Sunday, May 25, 2014

Jodorowsky's Reality

The Dance of Reality is everything cinema should be; Daring, bold, controversial, theatrical, raw, surreal, cathartic. In short, a balancing act that threatens to tip over yet maintain its equilibrium all along carrying the audience through the ups and downs and conflicts and vicissitudes of its main characters.

Make no mistake, this is a Alejandro Jodorowsky film through and through. It is not a compromised, mainstream film put together by studio producers or marketing hacks. It's not safe and easy yet it's not too outrageous to scare away the timid. For every bit of harsh or clunky mise-en-scene it segues into confident narrative structure and the assurance of faith or a mother's love.


As in most of Jodorowsky the narrative is a bit messy - yet one is never confused. It is both a coming-of-age tale about a young boy [the young Jodorowsky] and a coming-to-Jesus tale about the boy's father who is a bully and a tyrant. He's also Jewish in the 1930's, which puts him one wrung down in the mind of everyone in the small Chilean village he lives in.

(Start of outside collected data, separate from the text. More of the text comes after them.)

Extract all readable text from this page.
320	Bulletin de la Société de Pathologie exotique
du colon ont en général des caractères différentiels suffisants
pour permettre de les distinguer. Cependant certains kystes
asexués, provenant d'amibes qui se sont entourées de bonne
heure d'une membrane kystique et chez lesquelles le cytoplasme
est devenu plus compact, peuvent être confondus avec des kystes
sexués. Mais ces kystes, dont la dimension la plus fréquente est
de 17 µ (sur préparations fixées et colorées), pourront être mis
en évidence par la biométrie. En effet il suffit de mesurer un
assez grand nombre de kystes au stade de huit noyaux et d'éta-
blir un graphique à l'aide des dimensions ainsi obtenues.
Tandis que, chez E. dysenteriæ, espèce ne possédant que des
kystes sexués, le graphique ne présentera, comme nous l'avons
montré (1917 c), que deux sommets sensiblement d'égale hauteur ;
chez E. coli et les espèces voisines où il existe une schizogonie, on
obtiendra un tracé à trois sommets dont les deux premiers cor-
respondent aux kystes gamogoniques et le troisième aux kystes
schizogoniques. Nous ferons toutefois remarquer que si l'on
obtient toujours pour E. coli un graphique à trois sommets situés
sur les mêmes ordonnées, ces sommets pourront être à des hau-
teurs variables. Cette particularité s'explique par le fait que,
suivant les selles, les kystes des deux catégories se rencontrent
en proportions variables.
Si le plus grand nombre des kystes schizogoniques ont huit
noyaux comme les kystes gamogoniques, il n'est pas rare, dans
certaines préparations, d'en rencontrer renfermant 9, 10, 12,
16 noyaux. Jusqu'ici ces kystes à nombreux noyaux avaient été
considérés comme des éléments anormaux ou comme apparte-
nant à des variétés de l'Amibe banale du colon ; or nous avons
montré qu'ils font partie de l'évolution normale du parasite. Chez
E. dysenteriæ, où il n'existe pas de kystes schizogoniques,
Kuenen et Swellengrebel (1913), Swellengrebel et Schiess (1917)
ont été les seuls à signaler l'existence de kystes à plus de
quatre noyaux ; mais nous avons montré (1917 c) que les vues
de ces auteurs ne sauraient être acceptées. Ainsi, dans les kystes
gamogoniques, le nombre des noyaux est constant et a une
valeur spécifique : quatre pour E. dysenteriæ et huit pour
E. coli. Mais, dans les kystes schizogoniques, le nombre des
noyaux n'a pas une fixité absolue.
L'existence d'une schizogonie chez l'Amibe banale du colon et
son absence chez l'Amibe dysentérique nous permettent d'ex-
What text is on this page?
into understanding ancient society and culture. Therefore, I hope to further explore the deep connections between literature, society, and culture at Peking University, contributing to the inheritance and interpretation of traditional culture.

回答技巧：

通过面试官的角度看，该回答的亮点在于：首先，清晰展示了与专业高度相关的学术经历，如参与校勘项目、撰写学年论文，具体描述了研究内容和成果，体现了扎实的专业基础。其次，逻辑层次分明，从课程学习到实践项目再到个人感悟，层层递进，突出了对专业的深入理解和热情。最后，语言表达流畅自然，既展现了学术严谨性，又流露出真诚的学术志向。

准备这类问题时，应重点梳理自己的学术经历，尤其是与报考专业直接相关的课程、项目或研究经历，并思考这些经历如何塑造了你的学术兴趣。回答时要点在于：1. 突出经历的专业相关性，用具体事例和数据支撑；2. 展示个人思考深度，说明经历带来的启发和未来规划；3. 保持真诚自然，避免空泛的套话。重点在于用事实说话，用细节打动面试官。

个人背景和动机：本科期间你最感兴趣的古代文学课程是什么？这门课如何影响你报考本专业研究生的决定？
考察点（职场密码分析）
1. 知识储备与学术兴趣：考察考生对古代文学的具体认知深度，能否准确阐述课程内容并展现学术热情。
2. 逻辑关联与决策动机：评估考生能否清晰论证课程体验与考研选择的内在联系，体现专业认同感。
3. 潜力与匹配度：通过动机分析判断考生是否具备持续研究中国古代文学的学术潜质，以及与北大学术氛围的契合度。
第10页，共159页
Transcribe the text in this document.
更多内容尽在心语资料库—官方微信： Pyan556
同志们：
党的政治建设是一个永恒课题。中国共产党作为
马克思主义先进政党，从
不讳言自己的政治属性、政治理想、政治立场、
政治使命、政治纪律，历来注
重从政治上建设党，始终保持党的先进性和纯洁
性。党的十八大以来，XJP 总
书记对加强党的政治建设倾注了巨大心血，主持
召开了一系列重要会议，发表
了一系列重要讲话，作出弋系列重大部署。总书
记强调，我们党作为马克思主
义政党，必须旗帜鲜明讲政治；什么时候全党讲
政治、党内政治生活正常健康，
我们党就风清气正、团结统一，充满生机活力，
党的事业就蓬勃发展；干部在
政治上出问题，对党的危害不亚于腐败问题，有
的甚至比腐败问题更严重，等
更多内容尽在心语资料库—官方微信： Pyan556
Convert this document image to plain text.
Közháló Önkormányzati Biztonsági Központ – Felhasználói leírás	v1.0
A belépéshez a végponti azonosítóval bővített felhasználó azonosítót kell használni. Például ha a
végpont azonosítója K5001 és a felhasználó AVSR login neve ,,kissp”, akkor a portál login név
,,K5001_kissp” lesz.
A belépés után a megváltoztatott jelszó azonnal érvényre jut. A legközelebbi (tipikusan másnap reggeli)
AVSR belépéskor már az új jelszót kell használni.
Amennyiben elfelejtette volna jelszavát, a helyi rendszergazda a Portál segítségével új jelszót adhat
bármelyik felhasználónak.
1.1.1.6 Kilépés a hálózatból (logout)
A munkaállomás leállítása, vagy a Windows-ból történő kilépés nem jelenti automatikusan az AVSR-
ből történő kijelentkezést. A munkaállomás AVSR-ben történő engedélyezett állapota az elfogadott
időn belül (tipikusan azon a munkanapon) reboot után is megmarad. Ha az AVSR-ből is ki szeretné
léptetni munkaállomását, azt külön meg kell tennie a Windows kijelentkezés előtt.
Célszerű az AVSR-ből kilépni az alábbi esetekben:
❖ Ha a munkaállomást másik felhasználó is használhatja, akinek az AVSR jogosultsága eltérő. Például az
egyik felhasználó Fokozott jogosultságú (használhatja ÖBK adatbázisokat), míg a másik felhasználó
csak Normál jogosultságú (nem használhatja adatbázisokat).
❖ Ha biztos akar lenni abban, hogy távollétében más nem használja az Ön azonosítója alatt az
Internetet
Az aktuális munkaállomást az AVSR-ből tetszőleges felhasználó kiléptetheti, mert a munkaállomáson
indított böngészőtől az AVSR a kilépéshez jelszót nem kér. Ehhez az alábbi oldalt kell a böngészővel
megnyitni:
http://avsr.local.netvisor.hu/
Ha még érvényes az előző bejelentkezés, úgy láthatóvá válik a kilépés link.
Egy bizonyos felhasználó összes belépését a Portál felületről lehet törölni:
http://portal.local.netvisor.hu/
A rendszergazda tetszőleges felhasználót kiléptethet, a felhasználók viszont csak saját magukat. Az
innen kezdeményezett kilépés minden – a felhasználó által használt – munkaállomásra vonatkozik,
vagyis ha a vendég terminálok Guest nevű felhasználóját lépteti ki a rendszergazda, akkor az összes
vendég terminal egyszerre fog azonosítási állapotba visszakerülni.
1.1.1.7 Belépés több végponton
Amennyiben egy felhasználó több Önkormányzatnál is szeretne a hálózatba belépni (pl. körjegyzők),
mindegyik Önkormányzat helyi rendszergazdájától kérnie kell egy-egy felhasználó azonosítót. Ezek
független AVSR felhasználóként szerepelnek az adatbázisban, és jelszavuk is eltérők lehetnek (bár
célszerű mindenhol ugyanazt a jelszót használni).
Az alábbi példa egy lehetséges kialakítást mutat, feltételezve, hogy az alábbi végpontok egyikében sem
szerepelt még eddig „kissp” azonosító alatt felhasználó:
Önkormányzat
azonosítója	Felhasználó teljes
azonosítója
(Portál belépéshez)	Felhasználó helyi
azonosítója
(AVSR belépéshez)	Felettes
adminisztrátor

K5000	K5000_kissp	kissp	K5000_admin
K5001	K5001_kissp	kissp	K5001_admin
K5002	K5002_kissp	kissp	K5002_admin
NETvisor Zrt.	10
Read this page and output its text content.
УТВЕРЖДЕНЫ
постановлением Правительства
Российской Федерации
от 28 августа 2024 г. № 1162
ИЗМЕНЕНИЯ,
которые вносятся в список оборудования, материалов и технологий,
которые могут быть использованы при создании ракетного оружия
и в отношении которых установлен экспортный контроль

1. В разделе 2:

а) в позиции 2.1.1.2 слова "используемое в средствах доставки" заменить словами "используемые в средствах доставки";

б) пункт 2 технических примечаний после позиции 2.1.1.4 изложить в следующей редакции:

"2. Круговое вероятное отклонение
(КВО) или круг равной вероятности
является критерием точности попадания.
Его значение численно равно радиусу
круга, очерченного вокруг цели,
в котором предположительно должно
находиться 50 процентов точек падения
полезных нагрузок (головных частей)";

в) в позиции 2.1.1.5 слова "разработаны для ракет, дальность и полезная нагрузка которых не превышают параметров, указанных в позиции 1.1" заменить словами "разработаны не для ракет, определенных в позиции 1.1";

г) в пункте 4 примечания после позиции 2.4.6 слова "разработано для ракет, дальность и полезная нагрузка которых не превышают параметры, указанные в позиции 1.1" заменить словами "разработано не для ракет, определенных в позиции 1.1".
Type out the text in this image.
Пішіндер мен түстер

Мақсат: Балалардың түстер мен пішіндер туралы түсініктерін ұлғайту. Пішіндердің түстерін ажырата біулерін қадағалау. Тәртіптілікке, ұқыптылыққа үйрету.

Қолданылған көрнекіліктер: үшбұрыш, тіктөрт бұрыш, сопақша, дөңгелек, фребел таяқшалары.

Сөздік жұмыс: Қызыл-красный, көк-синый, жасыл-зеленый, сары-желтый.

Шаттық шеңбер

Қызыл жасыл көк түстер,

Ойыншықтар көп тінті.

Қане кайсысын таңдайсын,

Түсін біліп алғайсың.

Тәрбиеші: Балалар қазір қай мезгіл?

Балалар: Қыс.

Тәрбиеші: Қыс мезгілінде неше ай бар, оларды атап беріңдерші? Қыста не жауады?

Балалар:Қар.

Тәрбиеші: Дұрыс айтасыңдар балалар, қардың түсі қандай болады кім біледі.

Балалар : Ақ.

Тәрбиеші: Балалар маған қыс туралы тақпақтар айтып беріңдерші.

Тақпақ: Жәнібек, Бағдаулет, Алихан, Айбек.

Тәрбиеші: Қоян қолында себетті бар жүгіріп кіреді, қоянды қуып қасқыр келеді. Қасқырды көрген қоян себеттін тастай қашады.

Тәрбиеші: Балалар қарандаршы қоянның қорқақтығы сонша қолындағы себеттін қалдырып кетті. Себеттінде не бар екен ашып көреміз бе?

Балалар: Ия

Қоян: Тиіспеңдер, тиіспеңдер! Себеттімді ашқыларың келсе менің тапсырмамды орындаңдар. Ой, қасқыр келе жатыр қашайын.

This is entertainment that astonishes and pushes us; from scenes like the mother urinating [for real] on her ailing husband, to dancing naked with her son both blackened with shoe polish, to the craziness of not one but a dozen crippled one [or no] armed men drinking themselves into despairing drunkenness. It's a world that not only embraces atheism and faith, but cornball sincerity [the mother sings every line as if in an opera] with outrageous sadistic madness [the father hurts the child early on to gain his respect].

It's a film about the cruelty of dictatorships and economic difficulties but a one of hope too. Ultimately, it's a film about the rebirth of both a man and his country.

It's tough to recount the plot. And since I saw it with no knowledge of the plot I'll leave it there.

See it. It's a great, unforgettable film.